MANDEVILLE, LA (WVUE) -

The honeymoon between some Mandeville residents and the once popular project on the lakefront is over. 

Thursday, dozens of people pushed back at the Port Marigny development near the Causeway.  

The plan is to build on 42 of the 73 acre lot that used to be a concrete manufacturing facility. 

The proposed development would include 416 living units, 60,000 square feet of commercial space, a marina, green space as well as a possible hotel on the city's lakefront.

Many residents argue the big development will ruin their small town feel. 

"The outside of town has been ruined, but if you come back in to the old part of Mandeville, it's the same as it was when I was a kid," resident Susie Wiedeman said. "But if they build Port Marigny, it's going to ruin that. It's going to be like anyplace U.S.A." 

"The traffic on Monroe St. will be unbearable," resident Ann Marie Fargason said. 

Port Marigny would no doubt increase traffic in the small community of Old Mandeville with the possibility of bringing in hundreds of families to the quiet lakefront. 

But developers say if they made the project any smaller they would fail to profit off the multi- million dollar investment. 

"This has to be constructed, cleaned and made into a project that's going to be profitable, and that's property rights. That's fairness and we're working with the city. We're doing this exactly in accordance of what city law dictates," spokesman for the developer James Hartman said. 

"I have not met anybody who wants it to stay a concrete block everyone wants it developed. Most people want the density to come down a little bit," council chair Clay Madden said. 

Madden and his fellow council members are reviewing the project. The chairman agrees Port Marigny is well within the city's zoning laws. 

"I think it's been long and tedious but necessary. We covered our bases. We've researched this very well and we're going to make the best decision for both the developer and the constituents," Madden said.  

Council members also say they want zero adverse affects on the community. 

But as the city accommodates the developers by granting them servitude on sections of land to build Port Marigny, residents feel their concerns are not being heard. 

"We want considerable less density. I don't think they'll do it," Fargason said.  

"They've said they aren't going to shrink it so I doubt their going to shrink it.
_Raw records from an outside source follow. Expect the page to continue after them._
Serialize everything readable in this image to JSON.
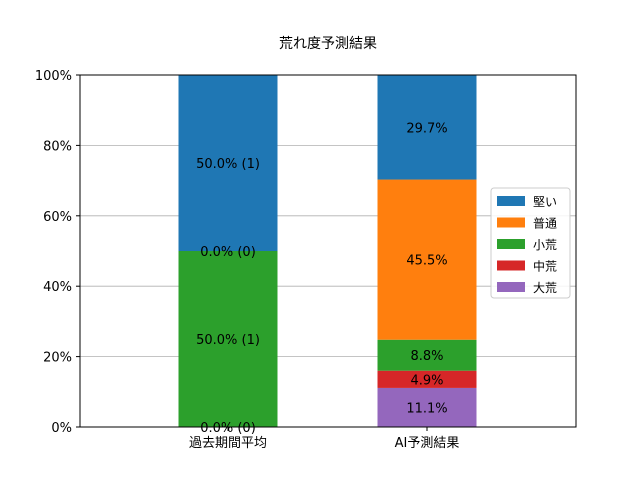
{
  "chart_data": {
    "type": "bar",
    "stacked": true,
    "title": "荒れ度予測結果",
    "xlabel": "",
    "ylabel": "",
    "categories": [
      "過去期間平均",
      "AI予測結果"
    ],
    "ylim": [
      0,
      100
    ],
    "yticks": [
      0,
      20,
      40,
      60,
      80,
      100
    ],
    "ytick_labels": [
      "0%",
      "20%",
      "40%",
      "60%",
      "80%",
      "100%"
    ],
    "grid": "horizontal",
    "legend_position": "center-right",
    "series": [
      {
        "name": "大荒",
        "color": "#9467bd",
        "values": [
          0.0,
          11.1
        ],
        "labels": [
          "0.0% (0)",
          "11.1%"
        ]
      },
      {
        "name": "中荒",
        "color": "#d62728",
        "values": [
          0.0,
          4.9
        ],
        "labels": [
          "",
          "4.9%"
        ]
      },
      {
        "name": "小荒",
        "color": "#2ca02c",
        "values": [
          50.0,
          8.8
        ],
        "labels": [
          "50.0% (1)",
          "8.8%"
        ]
      },
      {
        "name": "普通",
        "color": "#ff7f0e",
        "values": [
          0.0,
          45.5
        ],
        "labels": [
          "0.0% (0)",
          "45.5%"
        ]
      },
      {
        "name": "堅い",
        "color": "#1f77b4",
        "values": [
          50.0,
          29.7
        ],
        "labels": [
          "50.0% (1)",
          "29.7%"
        ]
      }
    ],
    "legend_order": [
      "堅い",
      "普通",
      "小荒",
      "中荒",
      "大荒"
    ]
  }
}
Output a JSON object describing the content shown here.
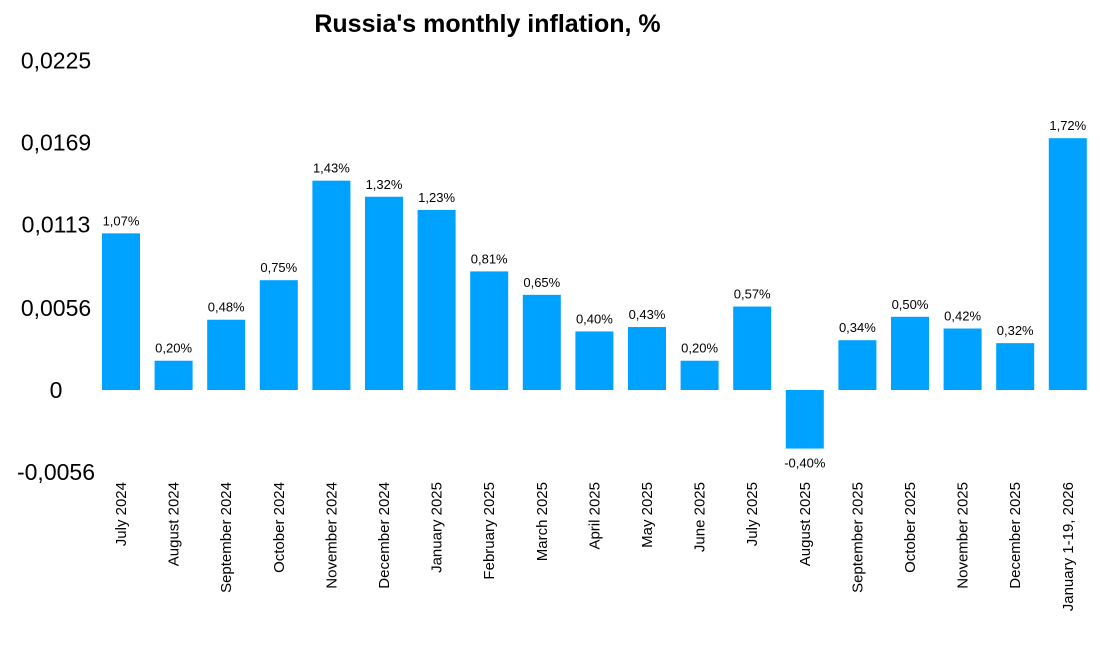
{
  "chart_data": {
    "type": "bar",
    "title": "Russia's monthly inflation, %",
    "xlabel": "",
    "ylabel": "",
    "ylim": [
      -0.0056,
      0.0225
    ],
    "yticks": [
      0.0225,
      0.0169,
      0.0113,
      0.0056,
      0,
      -0.0056
    ],
    "ytick_labels": [
      "0,0225",
      "0,0169",
      "0,0113",
      "0,0056",
      "0",
      "-0,0056"
    ],
    "grid": false,
    "color": "#00A2FF",
    "categories": [
      "July 2024",
      "August 2024",
      "September 2024",
      "October 2024",
      "November 2024",
      "December 2024",
      "January 2025",
      "February 2025",
      "March 2025",
      "April 2025",
      "May 2025",
      "June 2025",
      "July 2025",
      "August 2025",
      "September 2025",
      "October 2025",
      "November 2025",
      "December 2025",
      "January 1-19, 2026"
    ],
    "values": [
      0.0107,
      0.002,
      0.0048,
      0.0075,
      0.0143,
      0.0132,
      0.0123,
      0.0081,
      0.0065,
      0.004,
      0.0043,
      0.002,
      0.0057,
      -0.004,
      0.0034,
      0.005,
      0.0042,
      0.0032,
      0.0172
    ],
    "data_labels": [
      "1,07%",
      "0,20%",
      "0,48%",
      "0,75%",
      "1,43%",
      "1,32%",
      "1,23%",
      "0,81%",
      "0,65%",
      "0,40%",
      "0,43%",
      "0,20%",
      "0,57%",
      "-0,40%",
      "0,34%",
      "0,50%",
      "0,42%",
      "0,32%",
      "1,72%"
    ]
  }
}
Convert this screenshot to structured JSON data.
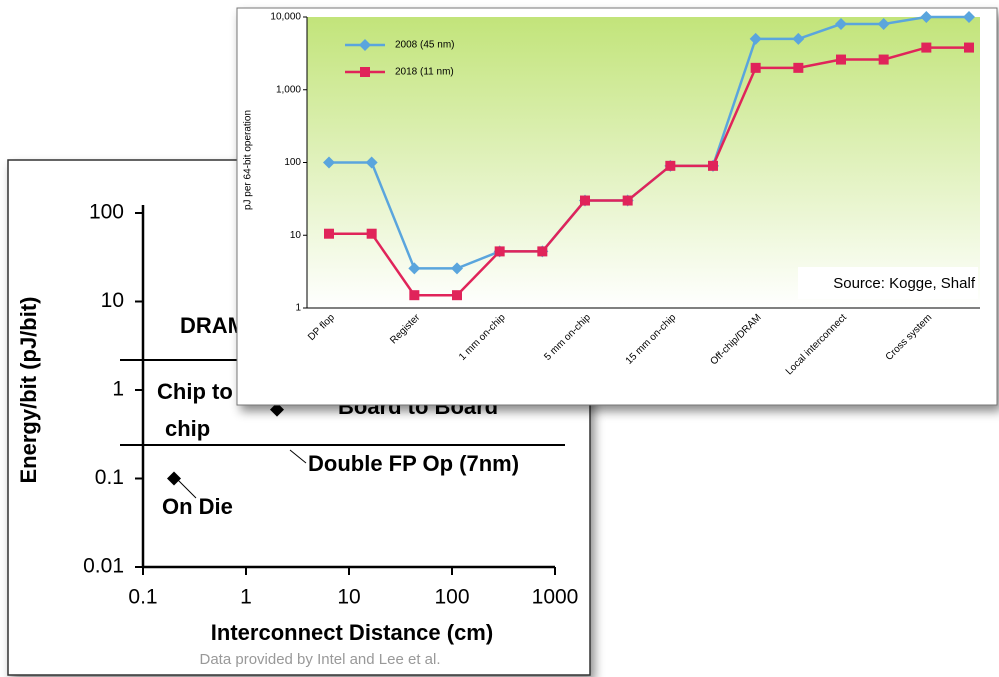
{
  "chart_data": [
    {
      "type": "scatter",
      "xlabel": "Interconnect Distance (cm)",
      "ylabel": "Energy/bit (pJ/bit)",
      "footer": "Data provided by Intel and Lee et al.",
      "x": [
        0.2,
        2
      ],
      "y": [
        0.1,
        0.6
      ],
      "color": "#000000",
      "xscale": "log",
      "yscale": "log",
      "xlim": [
        0.1,
        1000
      ],
      "ylim": [
        0.01,
        100
      ],
      "xticks": [
        0.1,
        1,
        10,
        100,
        1000
      ],
      "yticks": [
        0.01,
        0.1,
        1,
        10,
        100
      ],
      "annotations": [
        "DRAM",
        "Chip to",
        "chip",
        "Board to Board",
        "Double FP Op (7nm)",
        "On Die"
      ]
    },
    {
      "type": "line",
      "ylabel": "pJ per 64-bit operation",
      "annotation": "Source: Kogge, Shalf",
      "yscale": "log",
      "ylim": [
        1,
        10000
      ],
      "yticks": [
        {
          "value": 10000,
          "label": "10,000"
        },
        {
          "value": 1000,
          "label": "1,000"
        },
        100,
        10,
        1
      ],
      "categories": [
        "DP flop",
        null,
        "Register",
        null,
        "1 mm on-chip",
        null,
        "5 mm on-chip",
        null,
        "15 mm on-chip",
        null,
        "Off-chip/DRAM",
        null,
        "Local interconnect",
        null,
        "Cross system",
        null
      ],
      "legend": "upper left",
      "series": [
        {
          "name": "2008 (45 nm)",
          "color": "#5aa5dd",
          "marker": "diamond",
          "values": [
            100,
            100,
            3.5,
            3.5,
            6,
            6,
            30,
            30,
            90,
            90,
            5000,
            5000,
            8000,
            8000,
            10000,
            10000
          ]
        },
        {
          "name": "2018 (11 nm)",
          "color": "#e0245a",
          "marker": "square",
          "values": [
            10.5,
            10.5,
            1.5,
            1.5,
            6,
            6,
            30,
            30,
            90,
            90,
            2000,
            2000,
            2600,
            2600,
            3800,
            3800
          ]
        }
      ]
    }
  ]
}
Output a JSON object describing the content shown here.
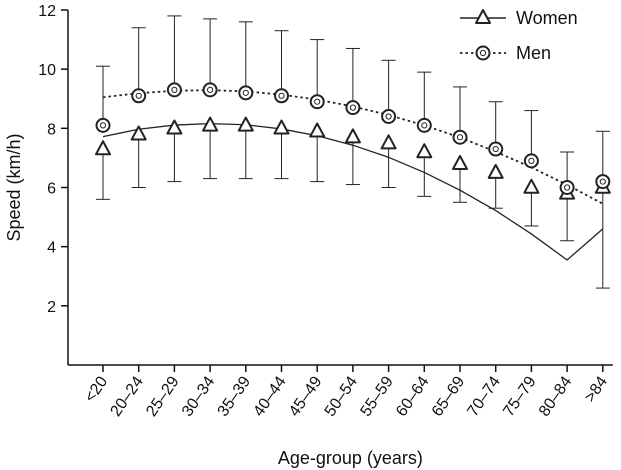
{
  "chart_data": {
    "type": "line",
    "xlabel": "Age-group (years)",
    "ylabel": "Speed (km/h)",
    "ylim": [
      0,
      12
    ],
    "yticks": [
      "2",
      "4",
      "6",
      "8",
      "10",
      "12"
    ],
    "categories": [
      "<20",
      "20–24",
      "25–29",
      "30–34",
      "35–39",
      "40–44",
      "45–49",
      "50–54",
      "55–59",
      "60–64",
      "65–69",
      "70–74",
      "75–79",
      "80–84",
      ">84"
    ],
    "legend_position": "top-right",
    "series": [
      {
        "name": "Women",
        "marker": "triangle",
        "line_style": "solid",
        "color": "#222222",
        "values": [
          7.3,
          7.8,
          8.0,
          8.1,
          8.1,
          8.0,
          7.9,
          7.7,
          7.5,
          7.2,
          6.8,
          6.5,
          6.0,
          5.8,
          6.0
        ],
        "error_low": [
          5.6,
          6.0,
          6.2,
          6.3,
          6.3,
          6.3,
          6.2,
          6.1,
          6.0,
          5.7,
          5.5,
          5.3,
          4.7,
          4.2,
          2.6
        ],
        "error_high": [
          null,
          null,
          null,
          null,
          null,
          null,
          null,
          null,
          null,
          null,
          null,
          null,
          null,
          null,
          null
        ],
        "fit": [
          7.72,
          7.97,
          8.11,
          8.16,
          8.12,
          7.98,
          7.75,
          7.43,
          7.02,
          6.51,
          5.91,
          5.22,
          4.43,
          3.55,
          4.6
        ]
      },
      {
        "name": "Men",
        "marker": "circle",
        "line_style": "dotted",
        "color": "#222222",
        "values": [
          8.1,
          9.1,
          9.3,
          9.3,
          9.2,
          9.1,
          8.9,
          8.7,
          8.4,
          8.1,
          7.7,
          7.3,
          6.9,
          6.0,
          6.2
        ],
        "error_low": [
          null,
          null,
          null,
          null,
          null,
          null,
          null,
          null,
          null,
          null,
          null,
          null,
          null,
          null,
          null
        ],
        "error_high": [
          10.1,
          11.4,
          11.8,
          11.7,
          11.6,
          11.3,
          11.0,
          10.7,
          10.3,
          9.9,
          9.4,
          8.9,
          8.6,
          7.2,
          7.9
        ],
        "fit": [
          9.05,
          9.19,
          9.27,
          9.29,
          9.25,
          9.14,
          8.97,
          8.74,
          8.45,
          8.1,
          7.69,
          7.21,
          6.68,
          6.09,
          5.45
        ]
      }
    ]
  }
}
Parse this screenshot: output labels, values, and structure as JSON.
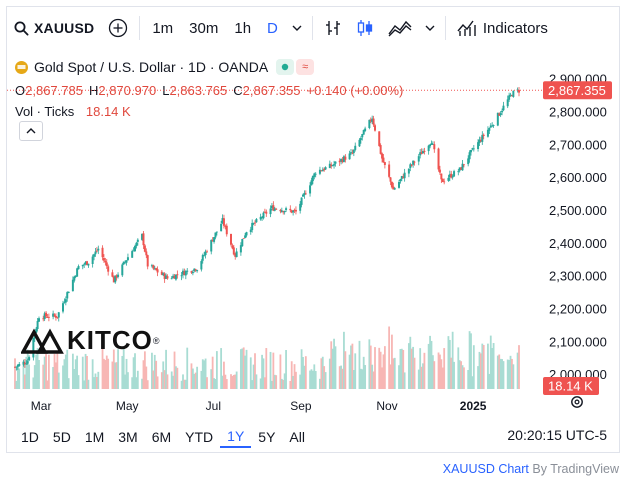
{
  "toolbar": {
    "symbol": "XAUUSD",
    "timeframes": [
      "1m",
      "30m",
      "1h",
      "D"
    ],
    "active_timeframe": "D",
    "indicators_label": "Indicators"
  },
  "legend": {
    "title": "Gold Spot / U.S. Dollar · 1D · OANDA",
    "o_key": "O",
    "o_val": "2,867.785",
    "h_key": "H",
    "h_val": "2,870.970",
    "l_key": "L",
    "l_val": "2,863.765",
    "c_key": "C",
    "c_val": "2,867.355",
    "change": "+0.140 (+0.00%)",
    "vol_label": "Vol · Ticks",
    "vol_value": "18.14 K"
  },
  "colors": {
    "up": "#26a69a",
    "down": "#ef5350",
    "accent": "#2962ff",
    "last_price_bg": "#ef5350"
  },
  "watermark": {
    "brand": "KITCO",
    "reg": "®"
  },
  "chart_data": {
    "type": "candlestick",
    "price_axis_ticks": [
      "2,900.000",
      "2,800.000",
      "2,700.000",
      "2,600.000",
      "2,500.000",
      "2,400.000",
      "2,300.000",
      "2,200.000",
      "2,100.000",
      "2,000.000"
    ],
    "ylim": [
      1958,
      2920
    ],
    "last_price_label": "2,867.355",
    "last_price": 2867.355,
    "volume_label": "18.14 K",
    "time_axis_labels": [
      "Mar",
      "May",
      "Jul",
      "Sep",
      "Nov",
      "2025"
    ],
    "anchor_closes": [
      {
        "date": "2024-02-20",
        "close": 2025
      },
      {
        "date": "2024-02-29",
        "close": 2044
      },
      {
        "date": "2024-03-08",
        "close": 2180
      },
      {
        "date": "2024-03-21",
        "close": 2180
      },
      {
        "date": "2024-04-05",
        "close": 2330
      },
      {
        "date": "2024-04-12",
        "close": 2345
      },
      {
        "date": "2024-04-19",
        "close": 2385
      },
      {
        "date": "2024-04-30",
        "close": 2288
      },
      {
        "date": "2024-05-10",
        "close": 2360
      },
      {
        "date": "2024-05-20",
        "close": 2425
      },
      {
        "date": "2024-05-24",
        "close": 2335
      },
      {
        "date": "2024-06-07",
        "close": 2295
      },
      {
        "date": "2024-06-28",
        "close": 2327
      },
      {
        "date": "2024-07-16",
        "close": 2470
      },
      {
        "date": "2024-07-25",
        "close": 2365
      },
      {
        "date": "2024-08-02",
        "close": 2440
      },
      {
        "date": "2024-08-20",
        "close": 2510
      },
      {
        "date": "2024-09-06",
        "close": 2497
      },
      {
        "date": "2024-09-20",
        "close": 2620
      },
      {
        "date": "2024-09-30",
        "close": 2635
      },
      {
        "date": "2024-10-16",
        "close": 2675
      },
      {
        "date": "2024-10-30",
        "close": 2785
      },
      {
        "date": "2024-11-06",
        "close": 2660
      },
      {
        "date": "2024-11-14",
        "close": 2565
      },
      {
        "date": "2024-11-25",
        "close": 2630
      },
      {
        "date": "2024-12-11",
        "close": 2715
      },
      {
        "date": "2024-12-18",
        "close": 2590
      },
      {
        "date": "2024-12-31",
        "close": 2625
      },
      {
        "date": "2025-01-10",
        "close": 2690
      },
      {
        "date": "2025-01-24",
        "close": 2770
      },
      {
        "date": "2025-02-06",
        "close": 2857
      },
      {
        "date": "2025-02-11",
        "close": 2867
      }
    ]
  },
  "bottom_bar": {
    "ranges": [
      "1D",
      "5D",
      "1M",
      "3M",
      "6M",
      "YTD",
      "1Y",
      "5Y",
      "All"
    ],
    "active_range": "1Y",
    "clock": "20:20:15 UTC-5"
  },
  "credit": {
    "symbol_chart": "XAUUSD Chart",
    "by": "By TradingView"
  }
}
So if that's the case I'd just rather they not put anything there at all," Wiedeman said. "I'd rather there be something there though."

If this project is approved, it would take years to construct. 

There is also talks of the adjacent property also being developed by the landowner into condos. 

The council hopes to make their final decision on the project by Thanksgiving this year, according to Madden. 

There is a special council meeting on Wednesday to discuss the issue.